Puppy mills have long drawn the ire of animal lovers as well as animal rescue facilities and shelters.
“Typically they are just turning out as many puppies as they can, and when that happens, quality of care tends to go down. Health and safety of the animals tends to go down,” explains Megan Davis, Director of Training and Communications Hamilton County Humane Society, “When people talk puppy mills, often you picture the Sarah McLachlan video in the backyard, and they are in these dirty cages. Many times that is the condition they are in.”
This push comes as some area shelters are seeing surging intake numbers. Davis says the Hamilton County Humane Society usually takes in 3,000 animals a year, but in 2021, they took in 4,000. They now have some of their animals in Petco and Pet Smart.
“A lot of times those cats get adopted faster there because there are less animals there.
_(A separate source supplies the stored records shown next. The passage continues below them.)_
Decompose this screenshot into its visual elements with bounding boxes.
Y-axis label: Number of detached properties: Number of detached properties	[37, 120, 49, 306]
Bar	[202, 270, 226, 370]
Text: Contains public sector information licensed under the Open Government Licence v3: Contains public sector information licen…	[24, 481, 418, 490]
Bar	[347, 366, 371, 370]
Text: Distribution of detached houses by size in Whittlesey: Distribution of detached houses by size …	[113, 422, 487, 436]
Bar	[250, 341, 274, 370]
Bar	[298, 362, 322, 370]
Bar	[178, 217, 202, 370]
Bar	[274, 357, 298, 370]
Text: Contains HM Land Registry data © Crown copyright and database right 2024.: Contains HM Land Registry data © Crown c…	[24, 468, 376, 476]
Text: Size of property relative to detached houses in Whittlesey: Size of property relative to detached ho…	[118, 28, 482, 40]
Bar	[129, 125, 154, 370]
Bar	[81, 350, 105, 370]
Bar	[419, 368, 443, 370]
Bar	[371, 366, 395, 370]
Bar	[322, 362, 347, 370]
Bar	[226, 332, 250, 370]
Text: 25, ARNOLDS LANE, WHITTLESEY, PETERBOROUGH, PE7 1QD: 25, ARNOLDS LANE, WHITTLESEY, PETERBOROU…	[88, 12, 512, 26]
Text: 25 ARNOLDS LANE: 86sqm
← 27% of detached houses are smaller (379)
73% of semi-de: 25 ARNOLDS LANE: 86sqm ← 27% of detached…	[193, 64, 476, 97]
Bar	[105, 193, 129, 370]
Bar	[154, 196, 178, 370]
You aren’t looking at 40. You are looking at six or seven. It helps people narrow down their options, so you don’t get option paralysis,” adds Davis, “They are also not surrounded by 80 other dogs barking all of the time, so it could help their personalities shine through.”
Representative Saunders says the bill has yet to reach a committee. Representative Campbell urges Hoosiers to contact the commerce committee to push them to hear the bill.